The TV show’s version steered clear of the more outlandish (and iconic) members of the mercenary team, but did drop a blatant reference to Harley Quinn. When CBR asked executive producer and writer Andrew Kreisberg whether Harley would appear in the flesh in Arrow Season 3, he revealed more than a simple ‘yes’ or ‘no’:
“I don’t know about [Harley Quinn’s appearance]…There are very few things we’ve asked DC Comics for that we haven’t gotten. That was something you asked for, and what you saw is a compromise that Geoff Johns and I came up with. To even get that much was a thrill for us. I know that they may have other plans for her, but it was certainly an Easter egg that thrilled us. But the Suicide Squad will definitely be back. Whether we see the ‘deranged female killer’ we saw before, we’ll have to wait and see.”

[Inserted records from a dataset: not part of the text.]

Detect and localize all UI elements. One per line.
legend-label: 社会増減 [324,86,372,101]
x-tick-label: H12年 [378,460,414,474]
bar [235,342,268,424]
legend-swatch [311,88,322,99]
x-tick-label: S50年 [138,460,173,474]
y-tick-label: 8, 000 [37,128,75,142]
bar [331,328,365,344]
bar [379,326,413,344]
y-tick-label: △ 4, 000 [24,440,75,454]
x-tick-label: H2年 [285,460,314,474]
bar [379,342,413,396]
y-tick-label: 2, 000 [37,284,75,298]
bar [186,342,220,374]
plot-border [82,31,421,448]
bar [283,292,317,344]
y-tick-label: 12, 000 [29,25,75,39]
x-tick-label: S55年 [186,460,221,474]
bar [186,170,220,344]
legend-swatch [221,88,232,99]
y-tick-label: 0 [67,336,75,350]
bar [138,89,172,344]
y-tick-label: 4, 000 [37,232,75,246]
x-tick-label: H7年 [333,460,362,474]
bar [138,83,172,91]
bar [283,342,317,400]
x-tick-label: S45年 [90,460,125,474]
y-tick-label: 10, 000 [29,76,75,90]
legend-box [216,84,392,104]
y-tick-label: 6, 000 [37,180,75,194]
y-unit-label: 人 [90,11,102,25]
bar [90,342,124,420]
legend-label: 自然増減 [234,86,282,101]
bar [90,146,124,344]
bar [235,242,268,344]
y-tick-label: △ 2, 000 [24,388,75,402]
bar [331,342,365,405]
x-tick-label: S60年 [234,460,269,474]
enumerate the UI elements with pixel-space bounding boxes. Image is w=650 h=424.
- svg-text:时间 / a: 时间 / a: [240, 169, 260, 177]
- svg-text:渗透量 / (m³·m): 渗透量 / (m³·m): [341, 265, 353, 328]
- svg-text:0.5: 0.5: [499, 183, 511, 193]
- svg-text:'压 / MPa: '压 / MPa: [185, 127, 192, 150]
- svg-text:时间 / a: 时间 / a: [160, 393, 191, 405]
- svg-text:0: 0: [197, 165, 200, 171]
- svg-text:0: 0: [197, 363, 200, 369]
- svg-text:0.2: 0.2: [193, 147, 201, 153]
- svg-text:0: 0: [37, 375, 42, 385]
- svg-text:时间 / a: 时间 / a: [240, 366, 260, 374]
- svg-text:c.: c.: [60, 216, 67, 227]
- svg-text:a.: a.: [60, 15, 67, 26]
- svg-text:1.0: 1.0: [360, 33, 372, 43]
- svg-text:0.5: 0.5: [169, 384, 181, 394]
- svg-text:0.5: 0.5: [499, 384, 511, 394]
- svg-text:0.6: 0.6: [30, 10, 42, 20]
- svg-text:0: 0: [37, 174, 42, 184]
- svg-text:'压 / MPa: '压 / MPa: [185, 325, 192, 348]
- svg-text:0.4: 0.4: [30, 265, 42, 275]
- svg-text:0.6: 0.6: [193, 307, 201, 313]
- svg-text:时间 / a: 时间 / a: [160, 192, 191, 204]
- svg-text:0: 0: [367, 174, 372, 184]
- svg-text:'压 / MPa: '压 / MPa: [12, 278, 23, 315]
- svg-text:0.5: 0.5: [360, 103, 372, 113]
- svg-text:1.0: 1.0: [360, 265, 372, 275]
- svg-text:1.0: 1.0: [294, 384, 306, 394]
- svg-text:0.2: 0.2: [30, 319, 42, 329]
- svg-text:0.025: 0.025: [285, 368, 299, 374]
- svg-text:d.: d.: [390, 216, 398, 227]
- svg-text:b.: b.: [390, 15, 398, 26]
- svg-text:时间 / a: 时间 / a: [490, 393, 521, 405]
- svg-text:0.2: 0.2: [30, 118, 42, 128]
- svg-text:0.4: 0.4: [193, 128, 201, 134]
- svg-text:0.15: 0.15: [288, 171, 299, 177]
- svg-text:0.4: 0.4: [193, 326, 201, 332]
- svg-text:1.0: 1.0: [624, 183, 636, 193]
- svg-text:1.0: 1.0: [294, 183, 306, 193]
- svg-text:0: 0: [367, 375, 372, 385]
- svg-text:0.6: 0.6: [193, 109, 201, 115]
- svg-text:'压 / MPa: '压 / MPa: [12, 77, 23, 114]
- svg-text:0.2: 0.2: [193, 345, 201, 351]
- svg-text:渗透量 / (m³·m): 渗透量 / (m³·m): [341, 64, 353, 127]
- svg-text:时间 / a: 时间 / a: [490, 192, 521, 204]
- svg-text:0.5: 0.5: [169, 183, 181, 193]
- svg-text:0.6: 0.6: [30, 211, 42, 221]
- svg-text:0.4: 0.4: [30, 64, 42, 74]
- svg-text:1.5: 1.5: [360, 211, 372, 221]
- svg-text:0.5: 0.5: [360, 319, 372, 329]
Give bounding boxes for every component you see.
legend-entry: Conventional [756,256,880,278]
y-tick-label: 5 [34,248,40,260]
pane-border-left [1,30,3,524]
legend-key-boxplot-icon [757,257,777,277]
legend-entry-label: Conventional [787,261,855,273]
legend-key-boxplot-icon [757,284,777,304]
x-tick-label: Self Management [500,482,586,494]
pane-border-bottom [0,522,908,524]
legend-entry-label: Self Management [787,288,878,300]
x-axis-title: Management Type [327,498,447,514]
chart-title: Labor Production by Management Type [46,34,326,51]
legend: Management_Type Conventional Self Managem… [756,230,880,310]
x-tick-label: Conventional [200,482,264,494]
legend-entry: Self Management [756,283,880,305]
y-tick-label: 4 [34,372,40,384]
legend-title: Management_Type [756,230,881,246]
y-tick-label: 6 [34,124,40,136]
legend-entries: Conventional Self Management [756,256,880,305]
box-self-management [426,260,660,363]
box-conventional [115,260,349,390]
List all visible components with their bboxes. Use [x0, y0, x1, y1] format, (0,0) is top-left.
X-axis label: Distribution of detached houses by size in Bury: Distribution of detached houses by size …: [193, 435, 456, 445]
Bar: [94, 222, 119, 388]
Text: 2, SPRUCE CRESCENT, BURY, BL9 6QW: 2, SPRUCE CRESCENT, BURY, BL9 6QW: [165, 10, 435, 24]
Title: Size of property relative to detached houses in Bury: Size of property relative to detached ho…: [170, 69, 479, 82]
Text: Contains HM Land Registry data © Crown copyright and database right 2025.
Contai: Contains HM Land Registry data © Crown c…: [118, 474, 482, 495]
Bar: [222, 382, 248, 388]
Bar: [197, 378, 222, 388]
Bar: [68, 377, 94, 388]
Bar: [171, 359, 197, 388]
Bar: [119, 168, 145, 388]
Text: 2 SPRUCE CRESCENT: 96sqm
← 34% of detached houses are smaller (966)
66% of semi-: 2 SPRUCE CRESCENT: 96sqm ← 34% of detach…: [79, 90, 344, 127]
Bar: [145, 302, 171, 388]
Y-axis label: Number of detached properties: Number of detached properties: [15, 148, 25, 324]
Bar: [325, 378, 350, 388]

Kreisberg stops short of explaining just what DC has in mind for Harley, but the fact that Geoff Johns deemed an easter egg a ‘compromise’ makes a full-blown appearance seem unlikely. But why would DC keep a character off TV? Johns has definitively stated that DC’s movie and TV universes are separate entities, so the casting of heroes like The Atom or Firestorm in substantial roles has implied they’ll be absent from the big screen universe (for now).
When the Wonder Woman origin story Amazon was in development, The CW’s President explained how difficult it was to pursue stories without interfering with the studio’s big screen plans. Now Wonder Woman is making her debut in Dawn of Justice, and the origin series has been shelved. So if Harley is already spoken for, then the smart money says Suicide Squad is the culprit.
The real question raised, then, is what to make of The Flash. Should fans hold their breath on seeing him appear in a big screen Justice League? There’s a chance DC isn’t willing to take their chances on spreading Harley Quinn too thin, but could be more confident in the speedster’s ability to prop up a TV series and a film. Or offer an explanation for the studio launching a Flash/Green Lantern team-up instead of solo films.
It’s clearly speculation on our part, but the evidence – and assumption that Warner Bros. knows just what they have with Suicide Squad – seems clear enough. What do you think of the film’s chances? Could a TV series be a better fit, or do you think a dark (R-Rated?) comedy starring Harley Quinn is a no-brainer? Sound off in the comments.